Retalhos das Memórias de um ex-Combatente


Preâmbulo

– Avô, porque guardas todas estas fotografias de quando andaste na guerra em Angola?

– Olha, menina, quando lá andei fui tirando fotografias, que eu mesmo, no mato, revelava e imprimia, porque levei o meu laboratório fotográfico. Enquanto fazia estes serviços não pensava noutra coisa!

– Avô, era muito difícil a guerra? Havia em Angola meninos e meninas como eu? Eles também morriam na guerra? Como era Angola? Dizem que era muito grande e rica, contou-nos a “Sora” de Geografia.

– Olha, Ana Rita, és muito nova para te contar tudo o que lá se passava naquela época, mas eu prometo-te que vou escrever tudo, para tu, quando fores grande, leres e perceberes o que os “rapazes” da minha idade lá passaram.

– Tu é que sabes! – Foi a resposta. Sinal de que não concordava com o que lhe tinha dito!…


Esta malta de agora quer saber imediatamente tudo, mas não julguei conveniente que uma criança de dez anos tomasse conhecimento, não daquilo que lá fizemos e sim daquilo que não fizemos e poderíamos ter feito.

Também nada custa ir contando a história do que passámos, sempre que haja tempo e disponibilidade mental para o fazer. Temos que ter em atenção que, mesmo lá, procurávamos esquecer o que se tinha passado no dia anterior, ou nem pensar no que nos poderia acontecer no dia seguinte, quando nas estradas – picadas – nos poderiam esperar emboscadas e, principalmente, minas anti-carro.

As minas eram um terror! A estrada por onde teríamos de passar quando íamos ao abastecimento em São Salvador do Congo, numa zona de descida para o rio Luvo, era um local de terra barrenta que fazia derrapar as viaturas. Tinha sido atapetada com grainha de cobre – estávamos perto das minas do Mavoio – e esses restos do cobre evitavam a derrapagem das viaturas. Só que veio a guerra, e o inimigo aproveitando essa condição montava aí minas, onde era impossível o detector localizá-las. Ia sempre a cantar, como nós dizíamos. A única solução era a utilização de ferros afiados numa ponta com os quais picávamos a estrada.
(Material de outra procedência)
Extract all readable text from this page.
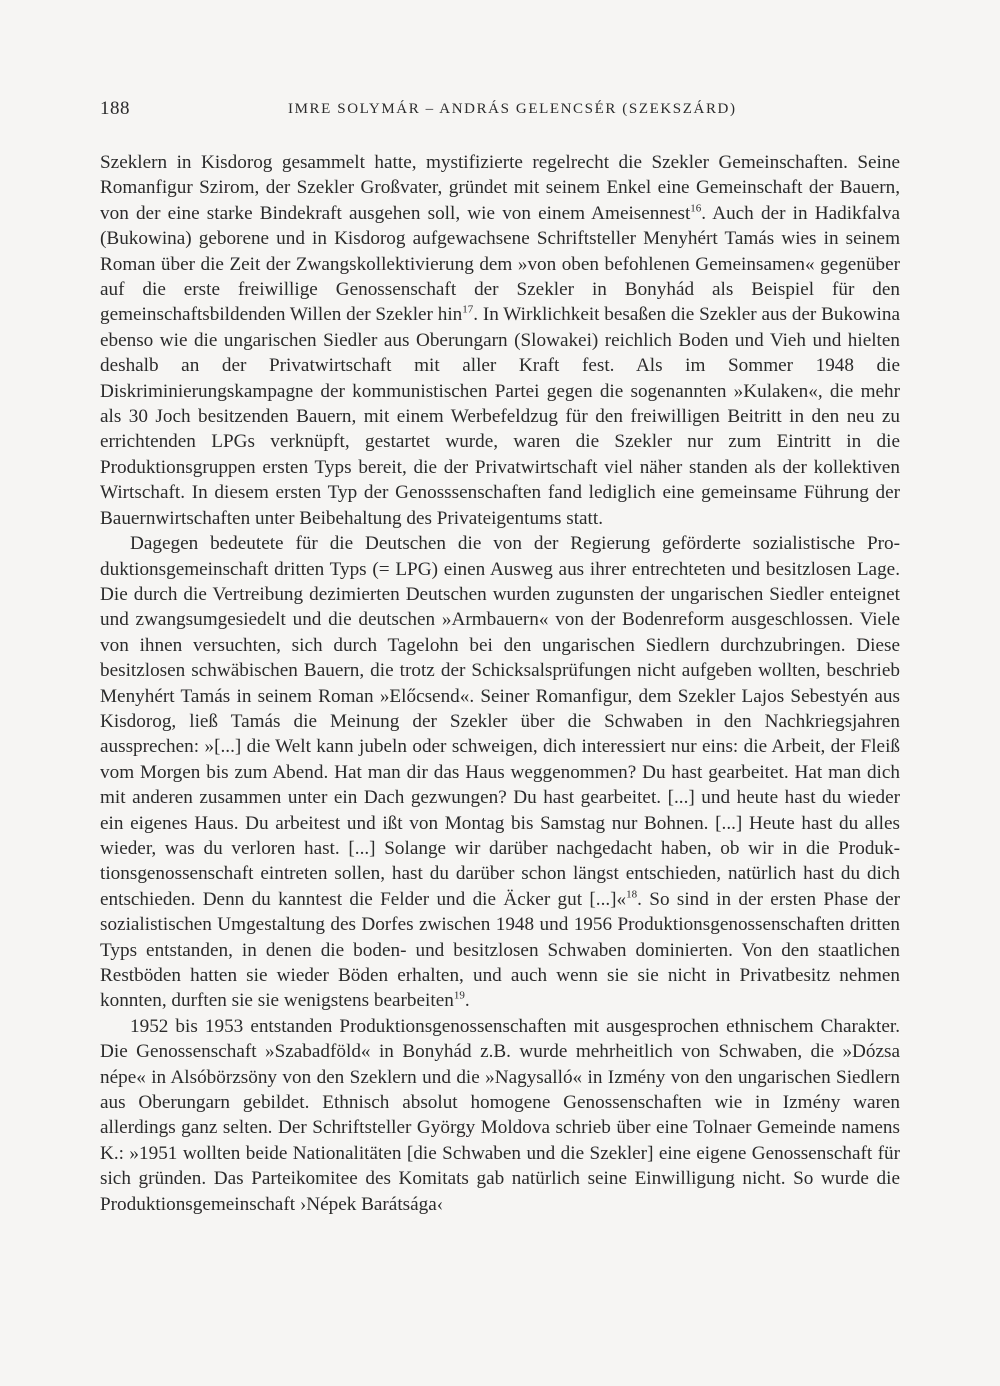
188	IMRE SOLYMÁR – ANDRÁS GELENCSÉR (SZEKSZÁRD)

Szeklern in Kisdorog gesammelt hatte, mystifizierte regelrecht die Szekler Gemeinschaften. Seine Romanfigur Szirom, der Szekler Großvater, gründet mit seinem Enkel eine Gemeinschaft der Bauern, von der eine starke Bindekraft ausgehen soll, wie von einem Ameisennest$^{16}$. Auch der in Hadikfalva (Bukowina) geborene und in Kisdorog aufgewachsene Schriftsteller Menyhért Tamás wies in seinem Roman über die Zeit der Zwangskollektivierung dem »von oben befohlenen Gemeinsamen« gegenüber auf die erste freiwillige Genossenschaft der Szekler in Bonyhád als Beispiel für den gemeinschaftsbildenden Willen der Szekler hin$^{17}$. In Wirklichkeit besaßen die Szekler aus der Bukowina ebenso wie die ungarischen Siedler aus Oberungarn (Slowakei) reichlich Boden und Vieh und hielten deshalb an der Privatwirtschaft mit aller Kraft fest. Als im Sommer 1948 die Diskriminierungskampagne der kommunistischen Partei gegen die sogenannten »Kulaken«, die mehr als 30 Joch besitzenden Bauern, mit einem Werbefeldzug für den freiwilligen Beitritt in den neu zu errichtenden LPGs verknüpft, gestartet wurde, waren die Szekler nur zum Eintritt in die Produktionsgruppen ersten Typs bereit, die der Privatwirtschaft viel näher standen als der kollektiven Wirtschaft. In diesem ersten Typ der Genosssenschaften fand lediglich eine gemeinsame Führung der Bauernwirtschaften unter Beibehaltung des Privateigentums statt.

Dagegen bedeutete für die Deutschen die von der Regierung geförderte sozialistische Produktionsgemeinschaft dritten Typs (= LPG) einen Ausweg aus ihrer entrechteten und besitzlosen Lage. Die durch die Vertreibung dezimierten Deutschen wurden zugunsten der ungarischen Siedler enteignet und zwangsumgesiedelt und die deutschen »Armbauern« von der Bodenreform ausgeschlossen. Viele von ihnen versuchten, sich durch Tagelohn bei den ungarischen Siedlern durchzubringen. Diese besitzlosen schwäbischen Bauern, die trotz der Schicksalsprüfungen nicht aufgeben wollten, beschrieb Menyhért Tamás in seinem Roman »Előcsend«. Seiner Romanfigur, dem Szekler Lajos Sebestyén aus Kisdorog, ließ Tamás die Meinung der Szekler über die Schwaben in den Nachkriegsjahren aussprechen: »[...] die Welt kann jubeln oder schweigen, dich interessiert nur eins: die Arbeit, der Fleiß vom Morgen bis zum Abend. Hat man dir das Haus weggenommen? Du hast gearbeitet. Hat man dich mit anderen zusammen unter ein Dach gezwungen? Du hast gearbeitet. [...] und heute hast du wieder ein eigenes Haus. Du arbeitest und ißt von Montag bis Samstag nur Bohnen. [...] Heute hast du alles wieder, was du verloren hast. [...] Solange wir darüber nachgedacht haben, ob wir in die Produktionsgenossenschaft eintreten sollen, hast du darüber schon längst entschieden, natürlich hast du dich entschieden. Denn du kanntest die Felder und die Äcker gut [...]«$^{18}$. So sind in der ersten Phase der sozialistischen Umgestaltung des Dorfes zwischen 1948 und 1956 Produktionsgenossenschaften dritten Typs entstanden, in denen die boden- und besitzlosen Schwaben dominierten. Von den staatlichen Restböden hatten sie wieder Böden erhalten, und auch wenn sie sie nicht in Privatbesitz nehmen konnten, durften sie sie wenigstens bearbeiten$^{19}$.

1952 bis 1953 entstanden Produktionsgenossenschaften mit ausgesprochen ethnischem Charakter. Die Genossenschaft »Szabadföld« in Bonyhád z.B. wurde mehrheitlich von Schwaben, die »Dózsa népe« in Alsóbörzsöny von den Szeklern und die »Nagysalló« in Izmény von den ungarischen Siedlern aus Oberungarn gebildet. Ethnisch absolut homogene Genossenschaften wie in Izmény waren allerdings ganz selten. Der Schriftsteller György Moldova schrieb über eine Tolnaer Gemeinde namens K.: »1951 wollten beide Nationalitäten [die Schwaben und die Szekler] eine eigene Genossenschaft für sich gründen. Das Parteikomitee des Komitats gab natürlich seine Einwilligung nicht. So wurde die Produktionsgemeinschaft ›Népek Barátsága‹
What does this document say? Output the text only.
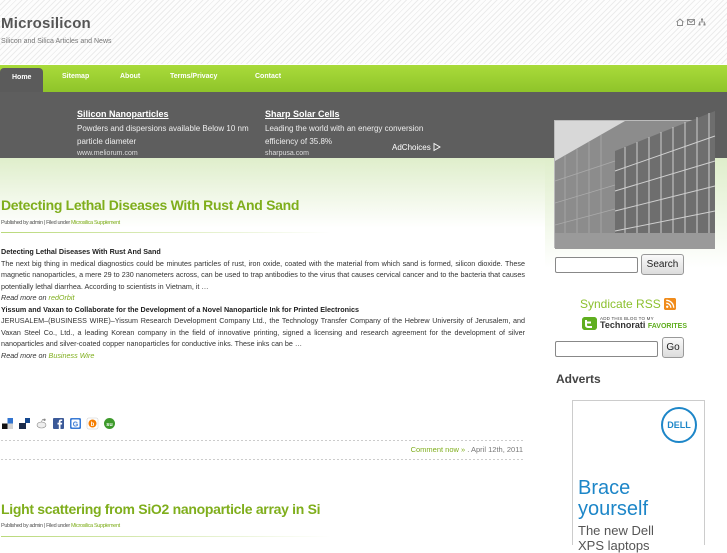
Microsilicon
Silicon and Silica Articles and News
Home	Sitemap	About	Terms/Privacy	Contact
Silicon Nanoparticles
Powders and dispersions available Below 10 nm particle diameter
www.meliorum.com
Sharp Solar Cells
Leading the world with an energy conversion efficiency of 35.8%
sharpusa.com
AdChoices
Detecting Lethal Diseases With Rust And Sand
Published by admin | Filed under Microsilica Supplement
Detecting Lethal Diseases With Rust And Sand
The next big thing in medical diagnostics could be minutes particles of rust, iron oxide, coated with the material from which sand is formed, silicon dioxide. These magnetic nanoparticles, a mere 29 to 230 nanometers across, can be used to trap antibodies to the virus that causes cervical cancer and to the bacteria that causes potentially lethal diarrhea. According to scientists in Vietnam, it …
Read more on redOrbit
Yissum and Vaxan to Collaborate for the Development of a Novel Nanoparticle Ink for Printed Electronics
JERUSALEM–(BUSINESS WIRE)–Yissum Research Development Company Ltd., the Technology Transfer Company of the Hebrew University of Jerusalem, and Vaxan Steel Co., Ltd., a leading Korean company in the field of innovative printing, signed a licensing and research agreement for the development of silver nanoparticles and silver-coated copper nanoparticles for conductive inks. These inks can be …
Read more on Business Wire
G b su
Comment now » . April 12th, 2011
Light scattering from SiO2 nanoparticle array in Si
Published by admin | Filed under Microsilica Supplement
Search
Syndicate RSS
ADD THIS BLOG TO MY
Technorati FAVORITES
Go
Adverts
DELL
Brace
yourself
The new Dell
XPS laptops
Para nós foi o período mais difícil. Estávamos preparados, física e psicologicamente para sofrer emboscadas e reagir a elas, para montar emboscadas e reagir à reacção do inimigo (IN). Mas como reagir ao rebentamento de uma mina anti-carro, não sabíamos! Se ao menos o IN fizesse fogo nós reagiríamos. Mas não, as minas eram armadas e colocadas durante a noite e bem dissimuladas. Que raiva…

Foi especialmente nessa zona que alguns companheiros nossos perderam a vida POR ANGOLA.

Só mais tarde descobrimos uma picada – caminho de pé posto – que passava perto desta zona e então compreendemos o que se estava a passar. Essa picada era passagem de reabastecimento do IN que, vindo do Congo, se dirigia para a região dos Dembos, aproveitando a sua passagem para nos deixarem tristes “recordações”.